Werksessie laag opgeleide autochtonen Werkconferentie: Verbeter de basis! Doelgroep: Laaggeletterden Subdoelgroep: Laagopgeleiden autochtonen in Eindhoven, jonger dan 45 jaar Notulisten: Janneke Gordebeke en Dora Vossen Aanwezigen bespreking: Boudewijn Staarink: Werkzaam bij het UWV, hij is de voorzitter Willemien Callaars: docent op het Stercollege Sacha Sibille: Specialist Sociaal Domein Gemeente Eindhoven Issanka van der Paal: Directeur buurtonderneming Woensel West Pieter de Graaf: secretaris Stichting Alfa Beter Agnieszka Gryciuk: werkzaam bij stichting NEOS en cliëntbegeleider bij begeleid wonen Frank Dohmen: werkzaam bij stichting NEOS en jobcoach Herman van Someren: servicepunt leren en werken UVW, werkzaam bij de Gemeente Eindhoven en werkzaam bij SUMMA Bianca van Leuken: generalist WIJ Eindhoven in Gestel Ria de Vries: docent project ‘bijspijkeren voor laaggeletterden’, coördinator ‘Woordenschat’ Daniëlle Hovers: teamcoach bij de GGzE de Boei Alle aanwezigen zijn binnen hun functie bezig met het probleem laaggeletterdheid. Het is het doel tijdens de bespreking om elkaars ideeën te verspreiden en samen tot nieuwe inzichten te komen.

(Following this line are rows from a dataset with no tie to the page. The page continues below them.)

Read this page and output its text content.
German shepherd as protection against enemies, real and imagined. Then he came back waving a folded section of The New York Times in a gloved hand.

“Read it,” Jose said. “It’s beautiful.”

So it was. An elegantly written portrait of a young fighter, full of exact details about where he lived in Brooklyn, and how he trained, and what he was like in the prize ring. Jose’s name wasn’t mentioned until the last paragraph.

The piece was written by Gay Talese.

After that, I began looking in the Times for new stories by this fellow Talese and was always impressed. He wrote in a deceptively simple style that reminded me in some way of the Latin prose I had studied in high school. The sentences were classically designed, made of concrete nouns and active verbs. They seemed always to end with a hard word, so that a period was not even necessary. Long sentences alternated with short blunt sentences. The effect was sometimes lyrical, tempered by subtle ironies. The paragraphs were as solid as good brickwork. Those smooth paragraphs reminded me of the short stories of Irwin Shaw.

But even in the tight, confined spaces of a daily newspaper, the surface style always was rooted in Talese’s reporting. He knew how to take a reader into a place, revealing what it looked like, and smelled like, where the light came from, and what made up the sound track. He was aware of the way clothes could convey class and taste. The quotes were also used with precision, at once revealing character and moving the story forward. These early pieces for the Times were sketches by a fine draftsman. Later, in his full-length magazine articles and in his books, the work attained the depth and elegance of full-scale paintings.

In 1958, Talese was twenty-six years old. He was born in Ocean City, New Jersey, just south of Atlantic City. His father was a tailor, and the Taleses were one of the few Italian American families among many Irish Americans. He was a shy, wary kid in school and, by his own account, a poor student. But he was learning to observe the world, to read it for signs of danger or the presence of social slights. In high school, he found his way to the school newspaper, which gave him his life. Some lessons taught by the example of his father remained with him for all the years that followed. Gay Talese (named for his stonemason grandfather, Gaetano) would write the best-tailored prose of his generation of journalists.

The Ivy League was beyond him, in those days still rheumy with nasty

Deel 1: Wanneer valt iemand in de categorie laagopgeleid? Laagopgeleiden zijn allen die wel een basisopleiding gehad hebben maar daarin gestrand zijn. Deze mensen moesten vanwege leerplicht naar het voortgezet onderwijs maar hier is niet alles uit hen gehaald. Dit kan voor een nare ervaring gezorgd hebben, ze hebben niet op het juiste moment de juiste begeleiding gekregen. Er is een onvoldoende scholing voor een vervolgopleiding aanwezig. Een deel is ook laagbegaafd (cognitieve beperking) en dit moet wel erkend worden. Zij verliezen heel makkelijk hun taalvaardigheden wanneer ze het niet meer gebruiken, iets wat je niet goed kan dat doe je niet. De grootste groep zit tegen de laaggeletterdheid aan, een enkeling is maar analfabeet of neigt daar naar. In Eindhoven zijn dit ongeveer 3100 mensen. Wat is laaggeletterdheid? Laaggeletterdheid is een onvoldoende vaardigheid in rekenenen taal en een gebrek aan digitale vaardigheden. Door een mislukte schoolcarrière neemt het zelfvertrouwen af. Het lijkt in eerste instantie een taalprobleem maar het is ook een sociaal-emotioneel probleem. Achtergrond speelt ook een grote rol. Alleen een lage opleiding hebben is een te simpele definiëring van de subdoelgroep, het ligt complexer. Vaak heeft de doelgroep ook te maken met bijvoorbeeld het ontbreken van een sociaal netwerk of het hebben van een verkeerd sociaal netwerk. Dit sub-probleem wordt echter te breed om vandaag te bespreken.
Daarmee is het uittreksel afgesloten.